A declaração veio a público depois de potências ocidentais terem ameaçado mais uma vez impor novas sanções contra o país islâmico.
A mudança de postura por parte do Irã foi percebida pelos inspetores da AIEA na semana passada, após meses durante os quais o país acelerou o processo de instalação de centrífugas responsáveis por refinar o urânio.
Potências ocidentais acusam o país islâmico de, secretamente, tentar obter armas nucleares.
O Irã considerou ilegais as duas séries de sanções limitadas que foram adotadas pelo Conselho de Segurança da Organização das Nações Unidas (ONU) a partir de dezembro. Os iranianos afirmam que seu programa visa apenas à geração de energia elétrica e prometem continuar avançando nele.

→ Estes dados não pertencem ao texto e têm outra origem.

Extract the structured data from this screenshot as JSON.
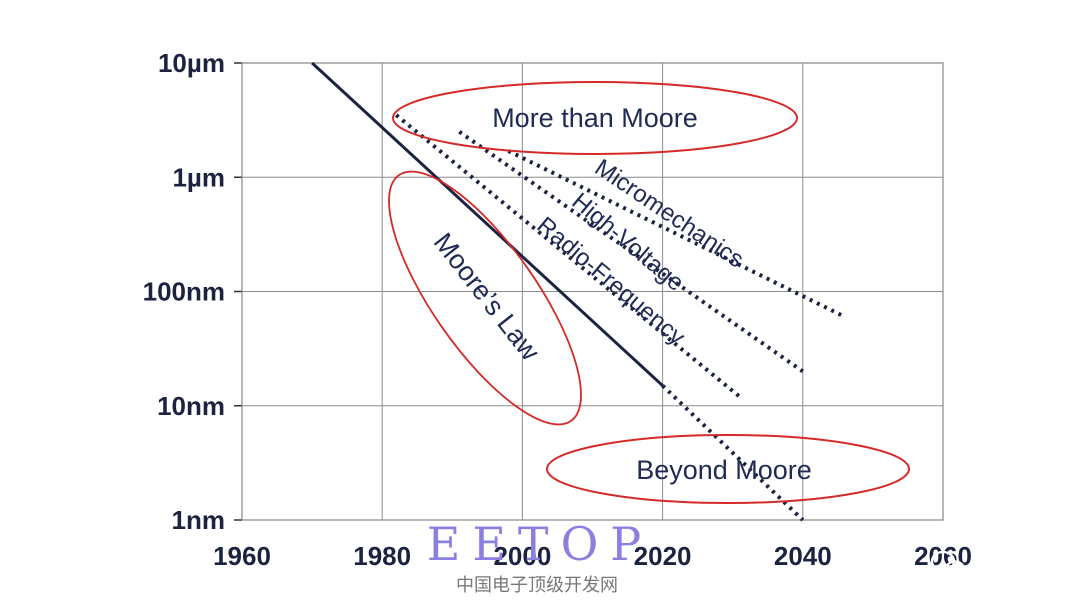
{
  "chart_data": {
    "type": "line",
    "y_scale": "log",
    "ylim": [
      "1nm",
      "10µm"
    ],
    "xlim": [
      1960,
      2060
    ],
    "y_ticks": [
      "10µm",
      "1µm",
      "100nm",
      "10nm",
      "1nm"
    ],
    "y_tick_values_nm": [
      10000,
      1000,
      100,
      10,
      1
    ],
    "x_ticks": [
      "1960",
      "1980",
      "2000",
      "2020",
      "2040",
      "2060"
    ],
    "grid": true,
    "series": [
      {
        "name": "Moore’s Law",
        "style": "solid",
        "color": "#1c2340",
        "points": [
          {
            "x": 1970,
            "y": 10000
          },
          {
            "x": 2020,
            "y": 15
          }
        ]
      },
      {
        "name": "Moore’s Law",
        "style": "dotted",
        "color": "#1c2340",
        "points": [
          {
            "x": 2020,
            "y": 15
          },
          {
            "x": 2040,
            "y": 1
          }
        ]
      },
      {
        "name": "Radio-Frequency",
        "style": "dotted",
        "color": "#1c2340",
        "points": [
          {
            "x": 1982,
            "y": 3500
          },
          {
            "x": 2031,
            "y": 12
          }
        ]
      },
      {
        "name": "High-Voltage",
        "style": "dotted",
        "color": "#1c2340",
        "points": [
          {
            "x": 1991,
            "y": 2500
          },
          {
            "x": 2040,
            "y": 20
          }
        ]
      },
      {
        "name": "Micromechanics",
        "style": "dotted",
        "color": "#1c2340",
        "points": [
          {
            "x": 1998,
            "y": 1700
          },
          {
            "x": 2046,
            "y": 60
          }
        ]
      }
    ],
    "annotations": [
      {
        "text": "More than Moore",
        "shape": "ellipse",
        "color": "#d42a2a"
      },
      {
        "text": "Moore’s Law",
        "shape": "ellipse",
        "color": "#d42a2a"
      },
      {
        "text": "Beyond Moore",
        "shape": "ellipse",
        "color": "#d42a2a"
      }
    ],
    "line_labels": {
      "micromechanics": "Micromechanics",
      "high_voltage": "High-Voltage",
      "radio_frequency": "Radio-Frequency"
    }
  },
  "watermark": {
    "main": "EETOP",
    "sub": "中国电子顶级开发网"
  },
  "brand": {
    "label": "EETOP",
    "icon": "wechat-icon"
  }
}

Segundo ElBaradei, os inspetores da agência que acabaram de visitar a usina de enriquecimento de Natanz descobriram que o país vinha diminuindo o ritmo das atividades realizadas ali.
- Estivemos lá na semana passada e detectamos uma diminuição no processo de montagem das novas cascatas (de centrifugas) - disse o chefe da AIEA referindo-se às redes formadas por essas máquinas. ElBaradei afirmou ainda que houve uma queda acentuada no ritmo dos trabalhos.
No mês passado, ElBaradei pediu ao Irã que suspendesse a instalação de novas centrífugas a fim de que fossem 'paralisados' os esforços feitos para impor novas sanções ao país.
Potências ocidentais exigem que o país islâmico abandone por completo seu programa de enriquecimento de urânio.
Na semana passada, o Irã rechaçou a sugestão de ElBaradei. Mas as informações divulgadas na segunda-feira indicavam que o país havia mudado de postura. Não se sabe porém se a diminuição no ritmo deve-se a uma decisão política ou a dificuldades técnicas.